The people made offerings to the ancestors, and places were set at the table for them. In some areas, the families left meals outside for them when they returned home from the festivities. Embers from the bonfires were taken home to reignite the hearth fires. These were often placed in a hollowed-out gourd. They lit candles and said blessings to ensure the household survived the winter until springtime arrived again.

As the Romans moved into the Celtic territories, they adopted some of these practices in worshipping their own gods. Feralia, a Roman festival, honors their dead as well as the goddess Pomona, the goddess of fruit. While bobbing for apples may have originated in Celtic civilizations, the Romans incorporated it in their celebrations of the goddess. While Feralia typically takes place in February, many rituals echo those of the ancient Celtic Samhain.

In the 7th century, the Christian Church began to replace these pagan celebrations with holidays of their own. November 1st became known as All Saints’ Day to honor the saints. They incorporated the ancient practices of keeping the ancestors’ memories alive by also calling it All Souls Day. The evening before became known as All Hallow’s Eve, a celebration of the recently departed.

In Scotland, children traditionally practice “guising.” People paraded around in costumes to protect their identities from the spirits that wandered the streets. They would be safe from harm if they blended in with the demons. They performed tricks or sang songs for which they were rewarded with a treat to protect them further from evil spirits.

Irish and Scottish ancestors immigrating to America brought their customs with them. That included the belief in witches, spirits, and ghosts. Today, carving a ghoulish pumpkin can be traced back to the ancient families taking a bit of the bonfire home in a carved-out gourd for protection against evil spirits.

Native Americans had their own autumn festivals and traditions that varied by tribe.

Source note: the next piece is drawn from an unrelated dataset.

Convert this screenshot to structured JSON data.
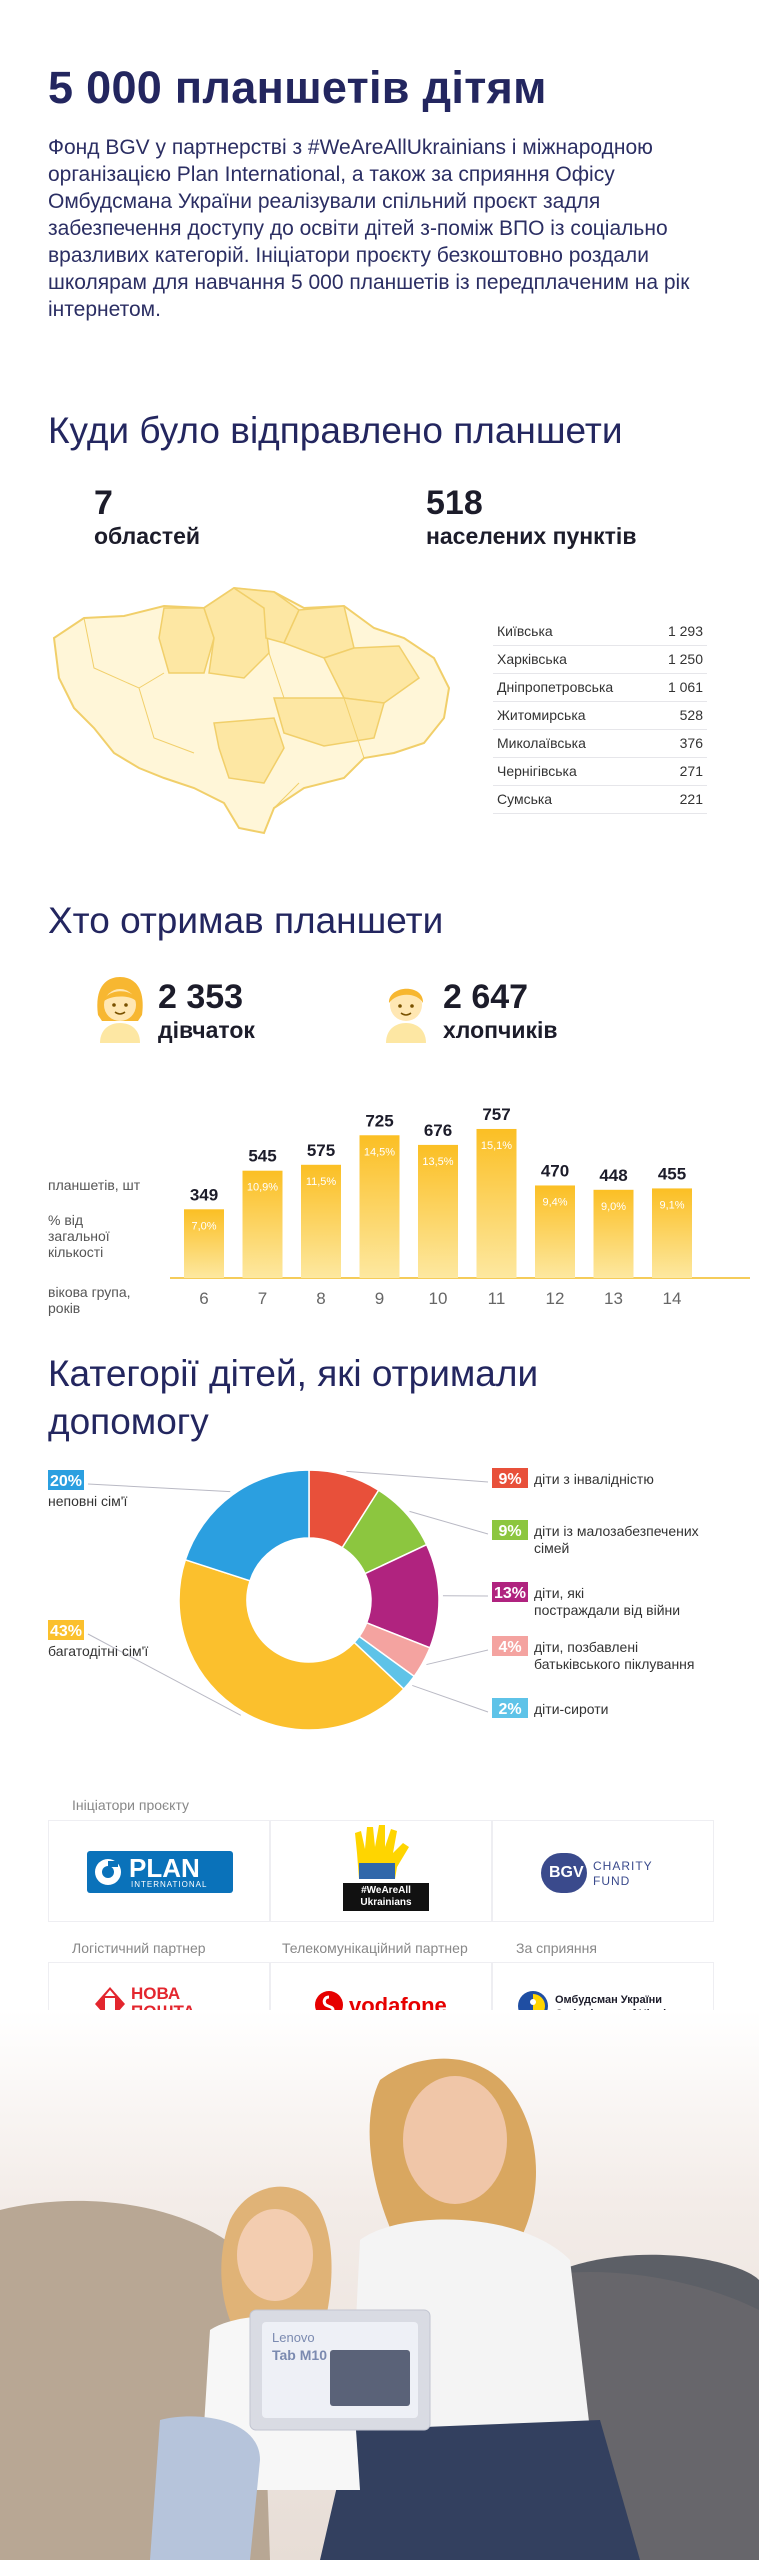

One of the more common was the Green Corn Festival, celebrated along the Eastern seaboard. Typically, it takes place in the autumn when the corn is harvested and involves feasting and dancing. The central theme is renewing their ties with the land, focusing on uniting the community. Natives throughout the United States celebrate the harvest with traditional dances, music, and ceremonies to give thanks for what the land has provided and to seek blessings for the coming year.

Immigrants from other countries had their practices as well. Since I recently left Germany, I would be remiss not to mention my home of the last few years. Germans have only recently begun to embrace the American holiday of Halloween, but everyone has heard of the autumn celebration of Oktoberfest. But did you know that officially, this is only celebrated in Munich? The festival began as the wedding celebration of Crown Prince Ludwig and Princess Therese of Saxony-Hildburghausen on October 12, 1810. It took place on the fields in front of the gates to the city, and the citizens of Munich were invited to share in the festivities. The gala included horse racing, feasting, and, of course, beer. While only the festival in Munich can claim the name, this does not mean each town does not host its own beer festival, complete with beer, bratwurst, and oompah bands!

Over time, each of these customs combined to create a unique American holiday known as Halloween. While many of the celebrations today have become commercialized, such as trick-or-treating, wearing costumes, carving pumpkins, bobbing for apples, and others that exist today, it is easy to see the roots of these activities stemming from a rich tapestry of cultural beliefs.